What a beautiful week, calendar-wise: I like when a new month starts with a Monday.
On Tuesday I had my first ‘debrief’ with my main supervisor. I had prepared a few slides and talked informally about what I had read up till now and how I thought it fit with my research:
We then talked for about an hour about the way forward, I got lots of useful tips to look up, and my supervisor will ask the library to order some books that I will need.
As I have mentioned before, my main worry was that I had not read enough, or that I read in too much detail, but my supervisor seemed impressed with my initial progress and told me to trust my gut:
If it speaks to you, indulge in it.
The subject of TA (teaching assistant) came up, and I said I would absolutely want to teach at some point.
On Thursday I submitted my visa application for the UK, after I was notified the night before that the university now has filed my CAS (Confirmation of Acceptance for Studies) with the UK government. The application process was relatively smooth and completely online (my friend H had to come over to assist with his modern Iphone), but took time since I read everything very carefully. In the end I had to pay a lot of money to the NHS, much more than what seemed right, but I figure it will get adjusted once the exact length of the visa is decided (I have no idea what they will offer me). In any case, it was fun to do this, because it made this whole endeavor so much more concrete! I realised I’m actually going to leave Berlin, the city I settled in exactly 15 years ago today!
I keep up the daily walks, even in rain. The featured photo is from today’s walk on Tempelhofer Feld in between quite fierce showers.
I started reading The Foucault Reader on Monday and Tuesday, but spent the rest of the week diving into the readings for the course in Queer autoethnography:
Queer autoethnography intro (QA 0)
- Chawla, Devika and Ahmed Atay. 2018. Introduction: Decolonizing Autoethnography. Cultural Studies ↔ Critical Methodologies. 18(1):3-8.
- Jones, Stacy Holman and Anne M. Harriss. 2021. Queering Autoethnography:
- ‘Introduction’, pp. 1–12
- ‘Queering movements’, pp. 50–69
- Johnson, Amber M. and Benny LeMaster (eds.). 2020. Gender futurity, intersectional autoethnography: Embodied theorizing from the margins:
- ‘Introduction’, pp. 1–11
- Section IV intro: ‘Queering History, Imagining Futures’, pp. 195–99
Queer autoethnography session 1 (QA 1)
- Moraga, C. 1983. Loving in the War Years.
- ‘A long line of vendidas’, pp 90-145.
- Romesburg, D. 2014. ‘Where She Comes From: Locating Queer Transracial Adoption’. QED: A Journal in GLBTQ Worldmaking, 1(3): 1-29
- Dahl, U. & H. Hallgren. 2012. ‘Figurative Fragments of a Politics of Location in Desire’. In Livholts, M., ed. Emergent Writing Methodologies in Feminist Studies. Pp 178-182.

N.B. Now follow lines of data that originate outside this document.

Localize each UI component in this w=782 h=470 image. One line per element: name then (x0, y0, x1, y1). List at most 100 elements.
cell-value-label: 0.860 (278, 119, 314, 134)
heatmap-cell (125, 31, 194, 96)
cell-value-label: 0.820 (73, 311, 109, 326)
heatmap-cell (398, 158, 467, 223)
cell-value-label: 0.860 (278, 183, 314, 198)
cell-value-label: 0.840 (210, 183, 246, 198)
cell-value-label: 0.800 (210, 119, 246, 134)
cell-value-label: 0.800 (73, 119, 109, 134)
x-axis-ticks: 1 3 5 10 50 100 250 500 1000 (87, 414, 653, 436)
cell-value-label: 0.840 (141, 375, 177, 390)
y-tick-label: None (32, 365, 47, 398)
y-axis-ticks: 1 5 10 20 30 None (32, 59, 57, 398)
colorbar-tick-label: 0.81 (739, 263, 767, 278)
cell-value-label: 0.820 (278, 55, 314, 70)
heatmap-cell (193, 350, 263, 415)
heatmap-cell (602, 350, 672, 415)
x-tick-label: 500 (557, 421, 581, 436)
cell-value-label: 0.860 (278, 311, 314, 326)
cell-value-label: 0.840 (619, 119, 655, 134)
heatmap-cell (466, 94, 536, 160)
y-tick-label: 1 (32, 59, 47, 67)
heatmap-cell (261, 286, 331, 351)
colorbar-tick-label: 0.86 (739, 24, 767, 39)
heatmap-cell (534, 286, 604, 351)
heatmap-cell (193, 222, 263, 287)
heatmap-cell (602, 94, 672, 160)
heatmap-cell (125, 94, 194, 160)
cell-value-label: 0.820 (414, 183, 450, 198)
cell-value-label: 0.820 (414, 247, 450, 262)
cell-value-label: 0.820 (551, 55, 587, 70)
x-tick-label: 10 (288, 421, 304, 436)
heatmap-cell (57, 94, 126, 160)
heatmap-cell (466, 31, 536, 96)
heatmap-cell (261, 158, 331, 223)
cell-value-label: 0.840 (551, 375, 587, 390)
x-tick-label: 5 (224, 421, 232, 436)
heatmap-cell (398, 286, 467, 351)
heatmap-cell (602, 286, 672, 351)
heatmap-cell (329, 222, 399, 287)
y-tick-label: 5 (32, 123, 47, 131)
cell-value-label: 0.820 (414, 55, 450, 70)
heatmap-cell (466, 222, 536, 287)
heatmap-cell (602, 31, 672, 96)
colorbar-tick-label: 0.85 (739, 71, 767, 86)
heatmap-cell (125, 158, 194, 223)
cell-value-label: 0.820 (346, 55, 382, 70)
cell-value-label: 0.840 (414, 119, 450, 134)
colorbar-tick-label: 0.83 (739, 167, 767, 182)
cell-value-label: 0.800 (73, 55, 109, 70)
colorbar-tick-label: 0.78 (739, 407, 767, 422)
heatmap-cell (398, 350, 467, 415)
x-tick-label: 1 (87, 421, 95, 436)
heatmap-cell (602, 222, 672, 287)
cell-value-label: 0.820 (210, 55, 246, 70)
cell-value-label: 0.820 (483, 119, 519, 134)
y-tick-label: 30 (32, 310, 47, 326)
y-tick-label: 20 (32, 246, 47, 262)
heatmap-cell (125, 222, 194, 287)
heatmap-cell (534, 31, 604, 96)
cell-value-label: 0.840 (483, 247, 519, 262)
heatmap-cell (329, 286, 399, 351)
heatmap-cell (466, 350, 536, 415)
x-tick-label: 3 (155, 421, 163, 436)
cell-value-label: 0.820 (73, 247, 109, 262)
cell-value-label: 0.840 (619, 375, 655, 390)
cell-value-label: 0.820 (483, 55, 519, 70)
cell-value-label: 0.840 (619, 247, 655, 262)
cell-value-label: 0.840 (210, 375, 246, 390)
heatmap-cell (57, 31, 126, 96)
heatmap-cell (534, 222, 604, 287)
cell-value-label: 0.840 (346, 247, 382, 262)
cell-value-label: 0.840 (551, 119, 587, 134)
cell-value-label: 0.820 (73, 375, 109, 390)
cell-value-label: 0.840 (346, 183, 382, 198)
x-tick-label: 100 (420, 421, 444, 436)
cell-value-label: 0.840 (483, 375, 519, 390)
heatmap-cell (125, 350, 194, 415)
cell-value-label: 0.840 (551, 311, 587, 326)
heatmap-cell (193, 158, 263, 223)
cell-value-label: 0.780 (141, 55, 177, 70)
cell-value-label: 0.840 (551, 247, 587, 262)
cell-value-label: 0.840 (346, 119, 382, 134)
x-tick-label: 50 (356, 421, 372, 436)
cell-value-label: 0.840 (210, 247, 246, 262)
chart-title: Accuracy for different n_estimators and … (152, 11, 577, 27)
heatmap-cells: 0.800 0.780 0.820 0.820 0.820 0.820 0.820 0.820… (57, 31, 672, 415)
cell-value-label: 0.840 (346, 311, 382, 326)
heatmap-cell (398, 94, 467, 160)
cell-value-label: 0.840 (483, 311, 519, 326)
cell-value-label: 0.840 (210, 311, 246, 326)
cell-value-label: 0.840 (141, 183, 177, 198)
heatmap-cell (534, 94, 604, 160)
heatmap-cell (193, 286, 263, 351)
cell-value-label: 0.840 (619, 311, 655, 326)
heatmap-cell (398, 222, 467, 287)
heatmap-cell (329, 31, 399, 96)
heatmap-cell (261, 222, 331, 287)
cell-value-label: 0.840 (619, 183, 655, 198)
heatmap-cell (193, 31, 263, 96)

- Adams, T.E., Holman Jones, S.L., & Ellis, C. 2015. Autoethnography.
- ‘Introduction’, pp. 1–20.
- This was the best text: Explained how autoethnography came into being in the wake of the ‘crisis of representation’, and was really inspiring!
- Critical reading
- About how to quickly see what paragraphs in a text want by looking at words that signal ‘summary’, ‘argument’, etc. This is basically what I studied for my BA.
- Optimising your PhD journey, session 3 of 3
- It was almost cathartic to learn about ‘the change curve’ of shock → denial → emotional turmoil → acceptance → coming out on the other side where you can become a functioning human being again. Applicable to business situations as well as to your life.
- Consent issues in data sharing (UK Data Service)
- Another useful session by the nice team at UK Data Service. I learned that if data is anonymised, it does not need to adhere to GDPR. And I got inspired to create a combined information folder and informed consent form when it’s time for fieldwork.
Anki, kanji, lots of news, and:
- Started translating a bit again in Manda Ringo’s The Syotaroh from 1996.
- Shaman King (episodes 18–24) – good mix of epic fight scenes and sweet family moments. I really like the extreme perspectives in the drawing style.
- High-Risk High-Rise, a PBS documentary about skyscraper safety that I found on SVT Play.